Now, let $A=30°$ then, $\frac{A}{2}=\frac{30°}{2}=15°$ and from the above equation, we get
$\sin {15}^{\circ }-\cos {15}^{\circ }=\pm \sqrt{1+\sin {30}^{\circ }}$

Step 2: Find the exact values.

Clearly, $\sin 15°>0$and $\cos 15˚>0$

Therefore, $\sin 15°+\cos 15°>0$

Therefore, from equation $\left(i\right)$ we get,
$$\begin{gathered} \sin {15}^{\circ }+\cos {15}^{\circ }=+\sqrt{1+\sin {30}^{\circ }} \\ \Rightarrow \sin {15}^{\circ }+\cos {15}^{\circ }=\sqrt{1+\frac{1}{2}}...\left(iii\right) \end{gathered}$$

Again,

$$\begin{gathered} \sin {15}^{\circ }-\cos {15}^{\circ }=\sqrt{2}\left(\frac{1}{\sqrt{2}}\sin {15}^{\circ }-\frac{1}{\sqrt{2}}\cos {15}^{\circ }\right) \\ =\sqrt{2}\left(\cos 45°\sin {15}^{\circ }-\sin 45°\cos {15}^{\circ }\right) \\ =\sqrt{2}\sin ({15}^{\circ }–{45}^{\circ }) \\ =\sqrt{2}\sin \left(-{30}^{\circ }\right) \\ =-\sqrt{2}\sin 30° \\ =-\sqrt{2}\times \frac{1}{2} \\ =-\frac{1}{\sqrt{2}} \end{gathered}$$

Thus, $\sin 15°-\cos 15°<0$

Therefore, from equation $\left(ii\right)$ we get,

$$\begin{gathered} \sin {15}^{\circ }-\cos {15}^{\circ }=-\sqrt{1+\sin {30}^{\circ }} \\ \Rightarrow \sin {15}^{\circ }-\cos {15}^{\circ }=-\sqrt{1+\frac{1}{2}}...\left(iv\right) \end{gathered}$$

Step 3: Find the value of the required trigonometric function.
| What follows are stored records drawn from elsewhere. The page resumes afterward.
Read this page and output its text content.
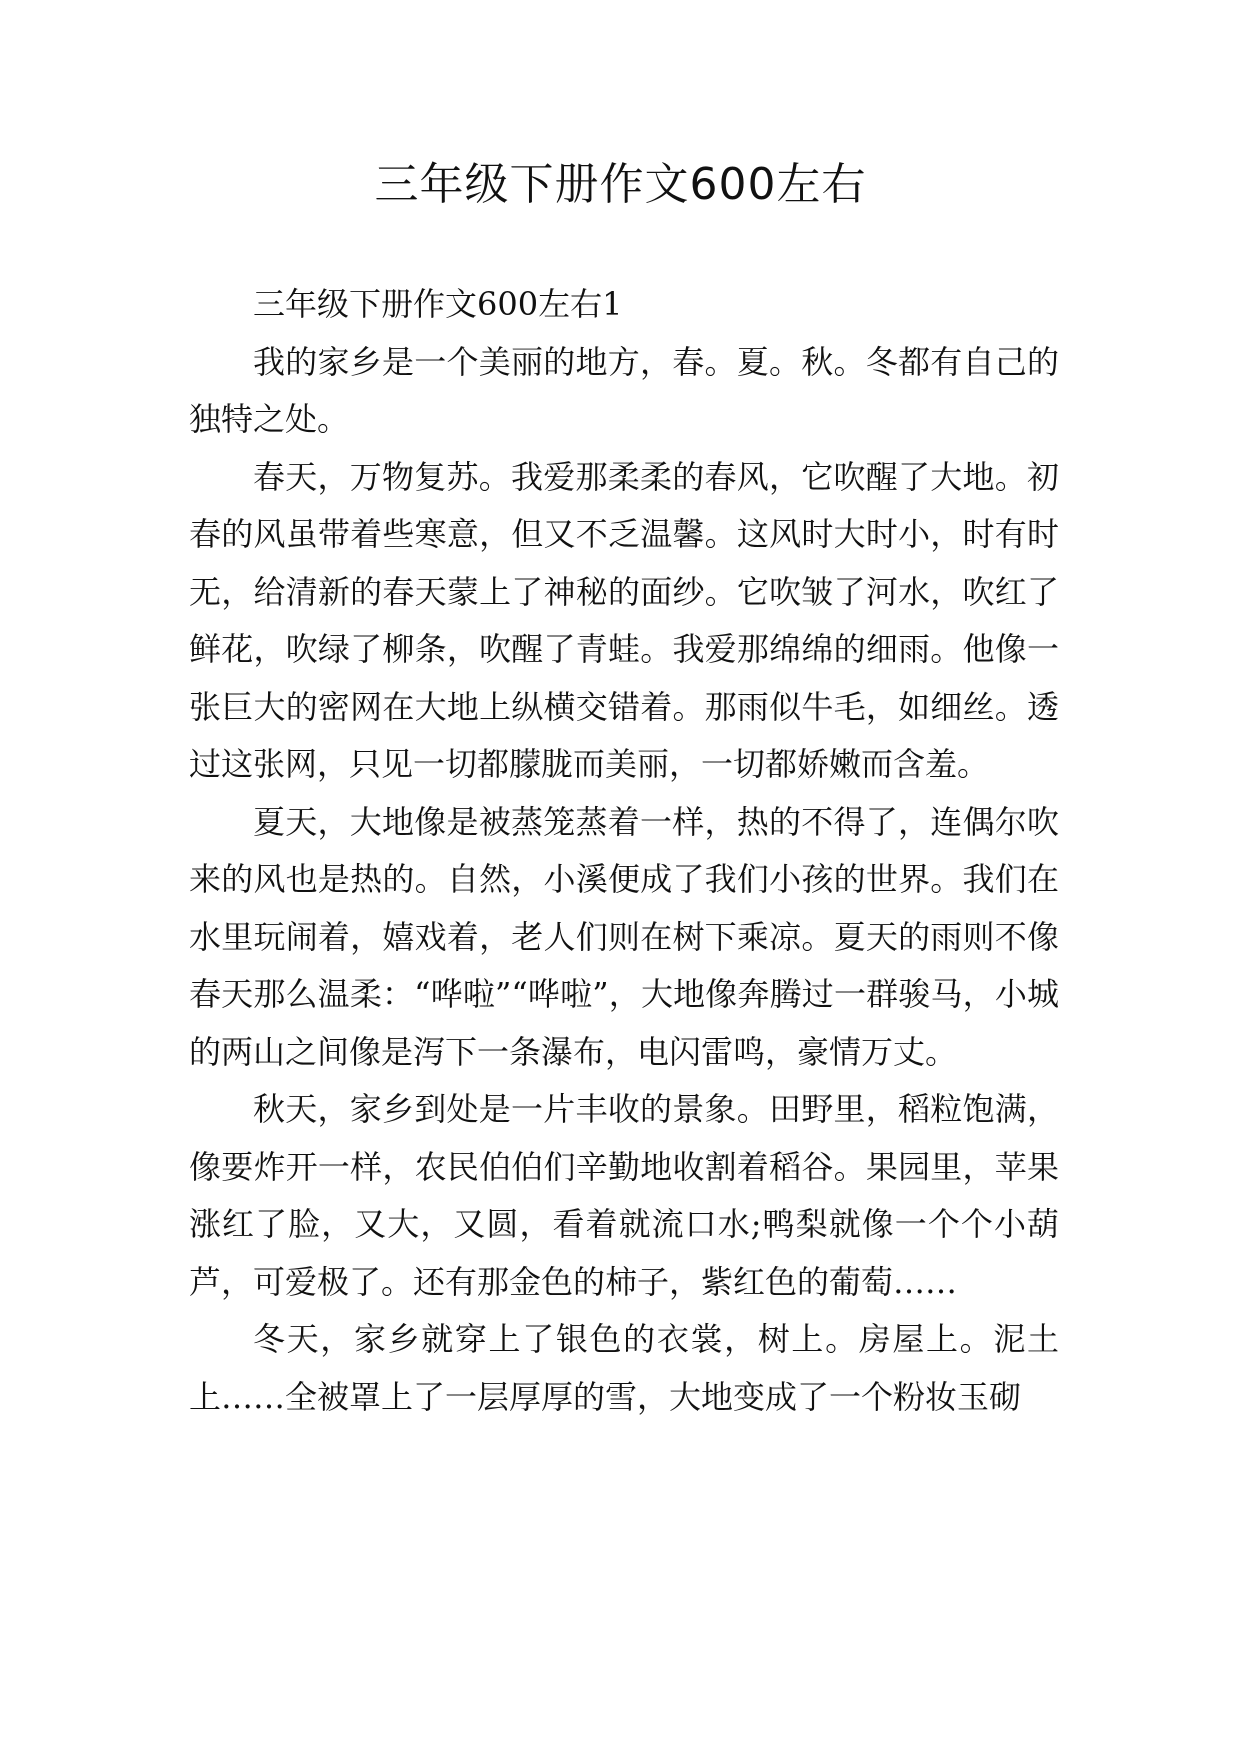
三年级下册作文600左右

三年级下册作文600左右1

我的家乡是一个美丽的地方，春。夏。秋。冬都有自己的独特之处。

春天，万物复苏。我爱那柔柔的春风，它吹醒了大地。初春的风虽带着些寒意，但又不乏温馨。这风时大时小，时有时无，给清新的春天蒙上了神秘的面纱。它吹皱了河水，吹红了鲜花，吹绿了柳条，吹醒了青蛙。我爱那绵绵的细雨。他像一张巨大的密网在大地上纵横交错着。那雨似牛毛，如细丝。透过这张网，只见一切都朦胧而美丽，一切都娇嫩而含羞。

夏天，大地像是被蒸笼蒸着一样，热的不得了，连偶尔吹来的风也是热的。自然，小溪便成了我们小孩的世界。我们在水里玩闹着，嬉戏着，老人们则在树下乘凉。夏天的雨则不像春天那么温柔：“哗啦”“哗啦”，大地像奔腾过一群骏马，小城的两山之间像是泻下一条瀑布，电闪雷鸣，豪情万丈。

秋天，家乡到处是一片丰收的景象。田野里，稻粒饱满，像要炸开一样，农民伯伯们辛勤地收割着稻谷。果园里，苹果涨红了脸，又大，又圆，看着就流口水;鸭梨就像一个个小葫芦，可爱极了。还有那金色的柿子，紫红色的葡萄……

冬天，家乡就穿上了银色的衣裳，树上。房屋上。泥土上……全被罩上了一层厚厚的雪，大地变成了一个粉妆玉砌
Now, adding equation $\left(iii\right)$ and equation $\left(iv\right)$ we get,

$$\begin{gathered} 2\sin {15}^{\circ }=\sqrt{1+\frac{1}{2}}-\sqrt{1-\frac{1}{2}} \\ \Rightarrow 2\sin {15}^{\circ }=\sqrt{\frac{3}{2}}-\sqrt{\frac{1}{2}} \\ \Rightarrow 2\sin {15}^{\circ }=\frac{\sqrt{3}-1}{\sqrt{2}} \\ \Rightarrow \sin {15}^{\circ }=\frac{\sqrt{3}-1}{2\sqrt{2}} \end{gathered}$$

Hence, the value of $\sin {15}^{\circ }$is$\frac{\sqrt{3}-1}{2\sqrt{2}}$.